If the market for initial public offerings recovers in the new year, one company that aims to go public early on is Reddit. An IPO will put the spotlight on the prospects for Reddit’s advertising business, which has fallen short of ambitious growth targetsoutlined by executives two years ago. ...
It’s kinda funny on Reddit, you would have had to pay for your picture comment. I’m happy to donate to lemmy, but putting features like this behind paywalls is silly.
You have to pay to post pics? When did that happen?
It was recent.
I’m going to have to trust you because I’m not going back there to check.
being able to post inline images was a reddit premium feature in the official app only, iirc. you could still link images to text like we had always done in ye olden days and use an inline image opener to get the same results… but grifters gonna grift.
souce?
Did you ask the wrong person? I was asking as well.
Pics or it didn’t happen.
I will say, though, anything that disincentives people to spam useless images and gifs in the comments, kind of like the next comment down, has its merits.
If there’s one thing I miss about Reddit, it’s that there was a lot less of this Discord-esc image spam over there than there is over here
Yeah. I agree that it’s bad to put the feature behind a paywall, but I also just wish it wasn’t a feature in the first place. Meme picture comments are attention grabbing and take up a lot of space. They can end up dominating the thread; making people just kind of skim over the text comments and just look at the highly prominent pictures, as though they are a kind of super-comment.
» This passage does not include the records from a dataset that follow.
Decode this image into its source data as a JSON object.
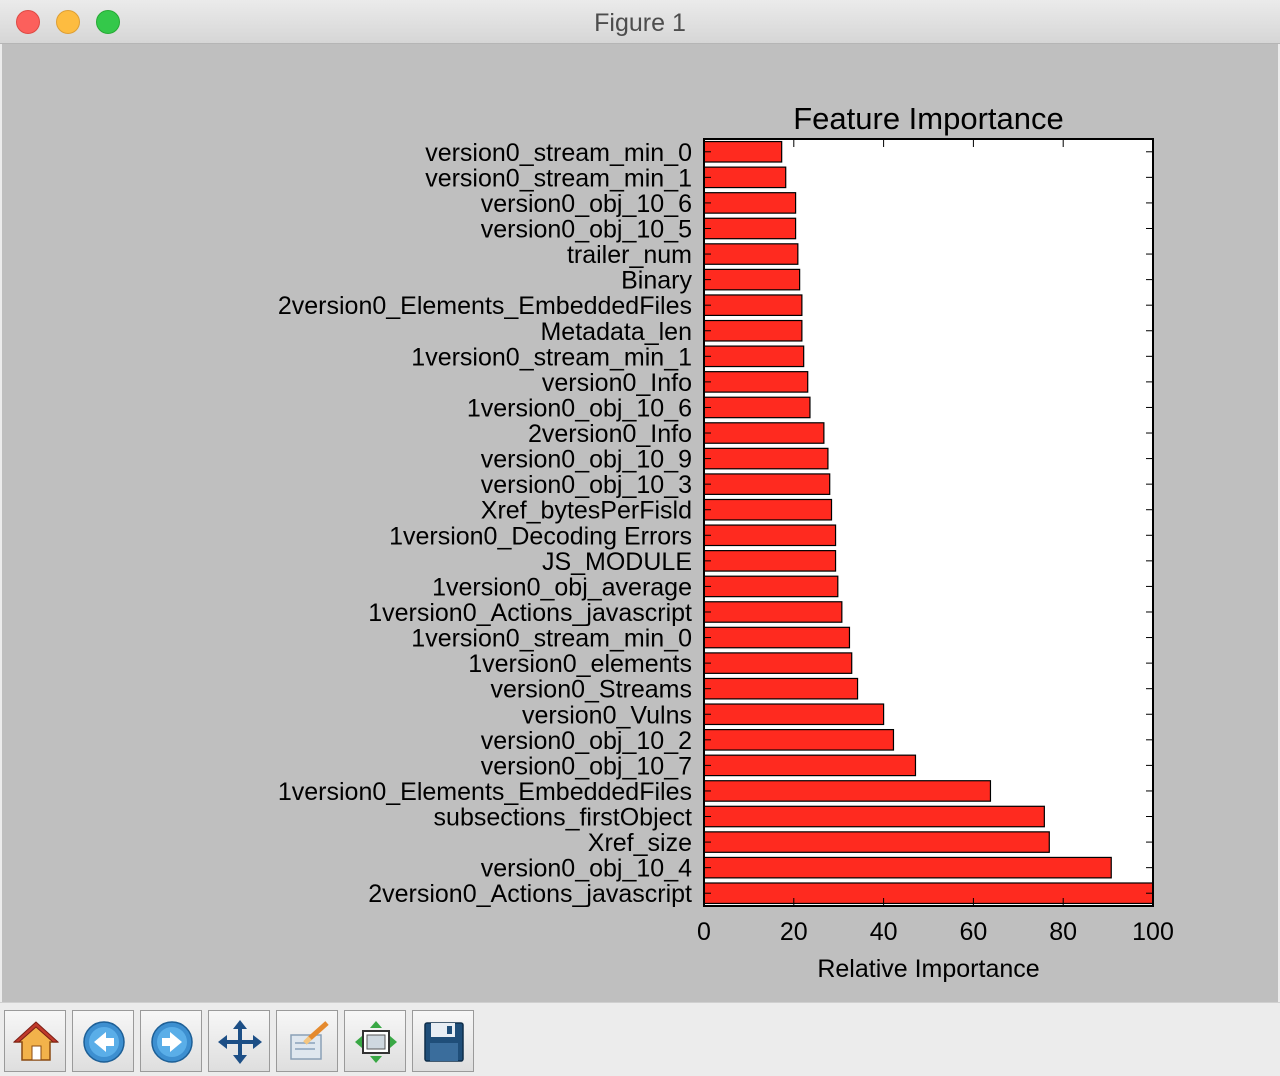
{
  "window": {
    "title": "Figure 1"
  },
  "toolbar": {
    "buttons": [
      {
        "icon": "home-icon"
      },
      {
        "icon": "back-arrow-icon"
      },
      {
        "icon": "forward-arrow-icon"
      },
      {
        "icon": "pan-icon"
      },
      {
        "icon": "zoom-rect-icon"
      },
      {
        "icon": "subplots-icon"
      },
      {
        "icon": "save-icon"
      }
    ]
  },
  "colors": {
    "bar_fill": "#ff2a1f",
    "bar_edge": "#000000",
    "plot_bg": "#ffffff",
    "figure_bg": "#bfbfbf"
  },
  "chart_data": {
    "type": "bar",
    "orientation": "horizontal",
    "title": "Feature Importance",
    "xlabel": "Relative Importance",
    "ylabel": "",
    "xlim": [
      0,
      100
    ],
    "xticks": [
      "0",
      "20",
      "40",
      "60",
      "80",
      "100"
    ],
    "grid": false,
    "legend": "none",
    "categories": [
      "version0_stream_min_0",
      "version0_stream_min_1",
      "version0_obj_10_6",
      "version0_obj_10_5",
      "trailer_num",
      "Binary",
      "2version0_Elements_EmbeddedFiles",
      "Metadata_len",
      "1version0_stream_min_1",
      "version0_Info",
      "1version0_obj_10_6",
      "2version0_Info",
      "version0_obj_10_9",
      "version0_obj_10_3",
      "Xref_bytesPerFisld",
      "1version0_Decoding Errors",
      "JS_MODULE",
      "1version0_obj_average",
      "1version0_Actions_javascript",
      "1version0_stream_min_0",
      "1version0_elements",
      "version0_Streams",
      "version0_Vulns",
      "version0_obj_10_2",
      "version0_obj_10_7",
      "1version0_Elements_EmbeddedFiles",
      "subsections_firstObject",
      "Xref_size",
      "version0_obj_10_4",
      "2version0_Actions_javascript"
    ],
    "values": [
      17.3,
      18.2,
      20.4,
      20.4,
      20.9,
      21.3,
      21.8,
      21.8,
      22.2,
      23.1,
      23.6,
      26.7,
      27.6,
      28.0,
      28.4,
      29.3,
      29.3,
      29.8,
      30.7,
      32.4,
      32.9,
      34.2,
      40.0,
      42.2,
      47.1,
      63.8,
      75.8,
      76.9,
      90.7,
      100.0
    ]
  }
}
So even though sometimes the images are great and funny / interesting / clever or whatever - I think it can degrade the conversation on the platform. I’m at least thankful that not many people are using them on lemmy; currently.
Dear fucking god, THAT explains why I couldn’t do that.
Its always the same with online services/platforms looking to make money. Offer a free or cheap online service/platform, then advertisements, then more advertisements, then start removing features and hiding them behind paywalls, then more advertisements, then death.
Or, like Facebook and Insta, you get so big that the world itself warps around your platform because no one can remember the before times.
Sounds very familiar. I think I’ve heard pretty much the same thing before when discussing paying for streaming services as opposed to sailing the high seas.